I'm so afraid he won't give it to me.  
And I will start dosing again with adderall.

Once an addict , always an addict...
I start seeing a pdoc on Thursday...  So trying to stay strong :)
Helpful - 0
Avatar universal
Methadone was much harder to stop than other opioids . Trading one addiction for an even harder one is a nightmare. The withdrawals from methadone are horrendous . Do some research, speak to an addiction specialist not just a regular dr.
Helpful - 0
6726276 tn?1421126668
Me too. I have 2 diseases that require frequent maintenance surgeries.
  Usually I take 10/325 Norco. Then reduce according to Dr taper. Then jump.
Last time they gave me scripts of Tramadol to be taken with Celebrex.
  I took one dose, then I remembered reading about Tramadol here. So I went back to the Dr and said no way Jose.
  I know what to expect and how to get off opioids. In the old days I refused Vicodin in favor of regular codeine. That's even easier to get off of when it's necessary to take pain meds.
  Tramadol has some weird tricky components.
  I know you have loads of medical problems. But do you also see a Pdoc?
I'm bipolar and more dependent when I take meds. I have bipolar and add.
  Hated adderral. But new Pdoc has me on super low dose of Vyvance.
It's ok. I take it with .025 mg ( use pill cutter) of Klonipin .
  It's my treatment. Plain and simple. I don't abuse either. The quality of my life hAs improved over this last year. ( year before in mental hospital 3 times. Outpatient hospital. And regular hospital twice. 72 days of IV Cubisin.  
   I will also advise NAMI support group. Or DBSA. I've been to both and when I'm in the USa I'm a regular.
  Some people prefer NA or AA. While I'm here in Costa Rica I do my support group online. Here on medhelp. Private message me anytime. I also suffer migranes. I understand     We are all suffering.  All the best to you. Maxy
Helpful - 0
Avatar universal
DEA* ... Not FDA  Kinda out of it right now.  Sorry
Helpful - 0
Avatar universal
I forgot to mention ...  You say tramadol hasn't impacted your life negatively... Well that's the MAIN reason I've had trouble letting it go back n the early stages..
Tramadol made my life WONDERFUL.  Loads of energy and ability to be pain free ...even now ...  

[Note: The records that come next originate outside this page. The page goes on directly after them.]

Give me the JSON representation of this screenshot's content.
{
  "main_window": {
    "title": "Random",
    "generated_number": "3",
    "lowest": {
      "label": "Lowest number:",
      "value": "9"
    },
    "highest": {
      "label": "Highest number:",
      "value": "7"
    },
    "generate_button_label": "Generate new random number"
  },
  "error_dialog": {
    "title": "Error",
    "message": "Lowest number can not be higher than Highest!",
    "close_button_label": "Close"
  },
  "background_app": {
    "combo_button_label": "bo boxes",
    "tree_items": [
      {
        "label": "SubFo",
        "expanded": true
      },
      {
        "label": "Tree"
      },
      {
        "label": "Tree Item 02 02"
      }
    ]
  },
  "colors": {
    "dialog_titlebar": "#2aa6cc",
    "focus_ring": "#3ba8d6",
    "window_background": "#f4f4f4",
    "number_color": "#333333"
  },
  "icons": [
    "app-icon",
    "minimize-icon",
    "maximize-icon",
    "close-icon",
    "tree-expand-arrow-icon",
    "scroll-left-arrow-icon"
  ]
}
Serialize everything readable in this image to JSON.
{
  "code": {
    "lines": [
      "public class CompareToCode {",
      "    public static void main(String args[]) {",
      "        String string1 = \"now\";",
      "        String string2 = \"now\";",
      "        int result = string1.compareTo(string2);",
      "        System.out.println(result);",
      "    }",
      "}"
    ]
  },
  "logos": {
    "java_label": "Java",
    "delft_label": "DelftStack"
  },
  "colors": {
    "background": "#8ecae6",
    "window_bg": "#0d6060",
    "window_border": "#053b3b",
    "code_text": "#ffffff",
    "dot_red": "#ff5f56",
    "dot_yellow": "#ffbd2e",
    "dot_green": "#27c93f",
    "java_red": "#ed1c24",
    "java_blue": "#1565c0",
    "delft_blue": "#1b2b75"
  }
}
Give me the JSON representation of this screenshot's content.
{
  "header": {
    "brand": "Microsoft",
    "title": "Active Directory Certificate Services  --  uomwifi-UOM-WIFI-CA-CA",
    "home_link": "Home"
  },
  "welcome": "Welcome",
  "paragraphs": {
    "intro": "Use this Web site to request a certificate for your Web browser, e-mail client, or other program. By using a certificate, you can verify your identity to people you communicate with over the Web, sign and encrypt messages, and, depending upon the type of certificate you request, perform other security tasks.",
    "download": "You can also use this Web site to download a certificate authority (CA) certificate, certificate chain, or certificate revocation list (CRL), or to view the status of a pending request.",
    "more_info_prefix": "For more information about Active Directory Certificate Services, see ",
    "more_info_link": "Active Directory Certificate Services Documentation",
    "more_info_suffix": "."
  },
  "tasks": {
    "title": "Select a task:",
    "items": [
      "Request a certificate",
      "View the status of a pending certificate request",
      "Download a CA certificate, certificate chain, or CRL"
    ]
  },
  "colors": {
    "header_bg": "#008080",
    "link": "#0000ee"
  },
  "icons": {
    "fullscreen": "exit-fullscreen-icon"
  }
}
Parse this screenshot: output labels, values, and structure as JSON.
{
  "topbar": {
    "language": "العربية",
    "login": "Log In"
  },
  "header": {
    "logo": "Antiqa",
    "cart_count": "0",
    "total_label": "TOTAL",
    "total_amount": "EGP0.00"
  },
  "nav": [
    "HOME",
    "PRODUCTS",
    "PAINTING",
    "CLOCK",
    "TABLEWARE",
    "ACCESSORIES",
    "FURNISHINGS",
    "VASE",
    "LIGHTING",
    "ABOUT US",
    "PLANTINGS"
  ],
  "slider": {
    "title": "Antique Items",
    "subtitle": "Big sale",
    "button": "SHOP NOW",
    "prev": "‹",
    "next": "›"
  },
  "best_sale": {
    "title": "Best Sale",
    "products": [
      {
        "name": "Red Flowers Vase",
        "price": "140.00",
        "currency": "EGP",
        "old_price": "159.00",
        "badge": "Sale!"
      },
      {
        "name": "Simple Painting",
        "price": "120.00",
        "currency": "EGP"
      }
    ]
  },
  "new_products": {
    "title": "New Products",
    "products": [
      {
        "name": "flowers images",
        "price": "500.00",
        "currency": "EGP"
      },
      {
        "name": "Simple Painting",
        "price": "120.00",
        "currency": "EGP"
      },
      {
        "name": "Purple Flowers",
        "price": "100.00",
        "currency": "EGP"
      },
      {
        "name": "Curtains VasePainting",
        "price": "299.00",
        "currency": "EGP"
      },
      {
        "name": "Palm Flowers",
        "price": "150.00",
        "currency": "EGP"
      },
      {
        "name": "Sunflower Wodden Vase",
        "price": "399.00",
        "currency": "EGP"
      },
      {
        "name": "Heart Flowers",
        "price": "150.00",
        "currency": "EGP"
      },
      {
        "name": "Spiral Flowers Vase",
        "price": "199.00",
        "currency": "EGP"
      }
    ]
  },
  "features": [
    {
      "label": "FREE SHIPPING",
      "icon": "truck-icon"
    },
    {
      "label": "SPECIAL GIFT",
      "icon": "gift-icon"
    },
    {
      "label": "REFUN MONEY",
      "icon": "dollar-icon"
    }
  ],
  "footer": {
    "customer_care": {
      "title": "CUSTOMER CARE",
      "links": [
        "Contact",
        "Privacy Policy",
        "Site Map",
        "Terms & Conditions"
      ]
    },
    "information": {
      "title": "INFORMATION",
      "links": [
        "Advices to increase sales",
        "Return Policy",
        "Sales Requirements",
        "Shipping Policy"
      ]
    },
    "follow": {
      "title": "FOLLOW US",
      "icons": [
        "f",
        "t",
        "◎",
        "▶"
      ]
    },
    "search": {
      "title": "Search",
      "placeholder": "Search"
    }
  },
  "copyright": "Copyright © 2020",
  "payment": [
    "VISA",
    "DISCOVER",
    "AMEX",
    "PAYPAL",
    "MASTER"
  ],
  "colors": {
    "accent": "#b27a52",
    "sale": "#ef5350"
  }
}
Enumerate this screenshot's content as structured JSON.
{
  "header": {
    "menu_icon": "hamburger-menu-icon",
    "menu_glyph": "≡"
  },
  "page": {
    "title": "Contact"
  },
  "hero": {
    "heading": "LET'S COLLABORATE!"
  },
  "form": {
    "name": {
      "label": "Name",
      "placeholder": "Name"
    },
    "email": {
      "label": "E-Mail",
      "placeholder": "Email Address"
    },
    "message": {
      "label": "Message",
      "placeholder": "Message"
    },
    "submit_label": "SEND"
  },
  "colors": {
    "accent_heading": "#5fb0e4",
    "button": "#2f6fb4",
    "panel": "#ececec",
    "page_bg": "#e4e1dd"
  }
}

The ONLY reason it has negatively impacted my life is that I want MORE and more.  Tolerance has built and I can take 10 at a time without batting an eye  and even though I have a pain mgmt doc that gives me 150 per month.  Its not enough. It lasts me a week if I'm careless and if I stretch it I can last 2 weeks.

The negativity in my life is that I take enough to kill a horse..... If I weren't already on seizure meds I probably would've had one by now...  My liver is slightly damaged already from taking so many    but the worst part .. And the reason um trying to give it up is this :

Anxiety over running out and counting the pills.  Can't leave home without them... Constant worry that I'll run out and can't get more.  

When you start counting pills and have anxiety about it.   That's a problem.